Het was heel druk in de trein. Mensen liepen heen en weer op zoek naar een zitplek. Een man bleef stoicijns aan de kant van het gangpad zitten, de stoel naast hem - bij het raam - was leeg. Zijn tas lag er.
Het was onmogelijk de man te passeren. Hij had namelijk ook zijn tafeltje uitgeklapt. Daarop stond zijn laptop.
Wat een Duitser zeg, dacht ik.
Dat kwam door zijn snor en zijn bruinige pak. Typisch Duits. Ook dacht ik Duits te ontwaren op het scherm van zijn laptop. Ik zag een 'sch' en een 'au'. En nog wat puntjes op klinkers. Ik wist genoeg.

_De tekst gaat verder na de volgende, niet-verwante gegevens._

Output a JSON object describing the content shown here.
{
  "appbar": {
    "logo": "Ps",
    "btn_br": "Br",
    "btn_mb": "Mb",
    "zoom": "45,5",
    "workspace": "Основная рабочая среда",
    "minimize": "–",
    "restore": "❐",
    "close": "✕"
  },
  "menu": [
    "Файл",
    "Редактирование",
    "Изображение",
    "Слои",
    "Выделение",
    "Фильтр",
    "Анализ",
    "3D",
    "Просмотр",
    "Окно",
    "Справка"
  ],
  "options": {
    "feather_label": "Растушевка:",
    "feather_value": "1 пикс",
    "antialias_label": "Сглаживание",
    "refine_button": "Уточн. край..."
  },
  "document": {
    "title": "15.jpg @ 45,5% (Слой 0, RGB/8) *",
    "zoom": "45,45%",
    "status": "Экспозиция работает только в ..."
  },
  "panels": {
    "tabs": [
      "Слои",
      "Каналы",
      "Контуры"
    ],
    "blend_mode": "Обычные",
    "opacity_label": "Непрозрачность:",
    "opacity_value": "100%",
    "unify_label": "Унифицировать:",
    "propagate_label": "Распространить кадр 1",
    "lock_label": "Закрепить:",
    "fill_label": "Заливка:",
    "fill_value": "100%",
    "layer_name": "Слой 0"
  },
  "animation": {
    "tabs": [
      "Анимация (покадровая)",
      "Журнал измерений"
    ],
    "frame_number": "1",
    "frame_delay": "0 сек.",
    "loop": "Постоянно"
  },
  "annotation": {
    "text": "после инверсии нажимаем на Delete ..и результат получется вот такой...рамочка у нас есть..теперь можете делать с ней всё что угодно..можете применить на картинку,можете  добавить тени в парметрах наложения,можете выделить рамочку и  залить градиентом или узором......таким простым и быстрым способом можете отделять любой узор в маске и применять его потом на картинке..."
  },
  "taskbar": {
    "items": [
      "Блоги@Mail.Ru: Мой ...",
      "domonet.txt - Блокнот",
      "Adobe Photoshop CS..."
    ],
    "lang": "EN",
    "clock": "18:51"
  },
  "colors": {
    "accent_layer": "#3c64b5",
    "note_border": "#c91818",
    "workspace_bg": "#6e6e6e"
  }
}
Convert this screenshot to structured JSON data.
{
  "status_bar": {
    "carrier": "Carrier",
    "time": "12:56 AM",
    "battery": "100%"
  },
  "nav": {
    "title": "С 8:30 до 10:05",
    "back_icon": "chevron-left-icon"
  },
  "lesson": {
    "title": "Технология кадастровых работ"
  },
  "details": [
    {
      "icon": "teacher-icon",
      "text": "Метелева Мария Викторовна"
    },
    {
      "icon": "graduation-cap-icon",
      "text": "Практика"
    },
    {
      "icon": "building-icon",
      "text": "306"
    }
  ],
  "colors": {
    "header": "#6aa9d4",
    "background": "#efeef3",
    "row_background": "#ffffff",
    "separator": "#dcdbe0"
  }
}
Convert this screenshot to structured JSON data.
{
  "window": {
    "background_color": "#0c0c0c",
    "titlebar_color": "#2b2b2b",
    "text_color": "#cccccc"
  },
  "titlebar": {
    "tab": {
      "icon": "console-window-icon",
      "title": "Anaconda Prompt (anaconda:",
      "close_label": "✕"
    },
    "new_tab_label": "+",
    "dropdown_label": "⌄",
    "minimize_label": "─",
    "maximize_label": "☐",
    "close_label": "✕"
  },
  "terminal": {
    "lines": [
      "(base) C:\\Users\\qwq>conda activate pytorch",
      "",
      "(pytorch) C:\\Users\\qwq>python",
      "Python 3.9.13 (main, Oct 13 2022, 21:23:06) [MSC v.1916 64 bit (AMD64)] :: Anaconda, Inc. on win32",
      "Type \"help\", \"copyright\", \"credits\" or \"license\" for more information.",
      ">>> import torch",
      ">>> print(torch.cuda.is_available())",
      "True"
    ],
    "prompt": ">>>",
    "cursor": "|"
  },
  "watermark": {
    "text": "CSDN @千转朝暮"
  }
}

Die Duitser dacht even zijn eigen regels te kunnen schrijven, hier, in deze Nederlandse trein.
Toen vroeg een vrouw hem of ze op de lege stoel mocht zitten. De man keek op, stemde charmant in, stond op en liet haar zitten. Hij lachte beleefd.
Kut, dacht ik.
Het was een aardige Duitser. Boos worden was niet mogelijk.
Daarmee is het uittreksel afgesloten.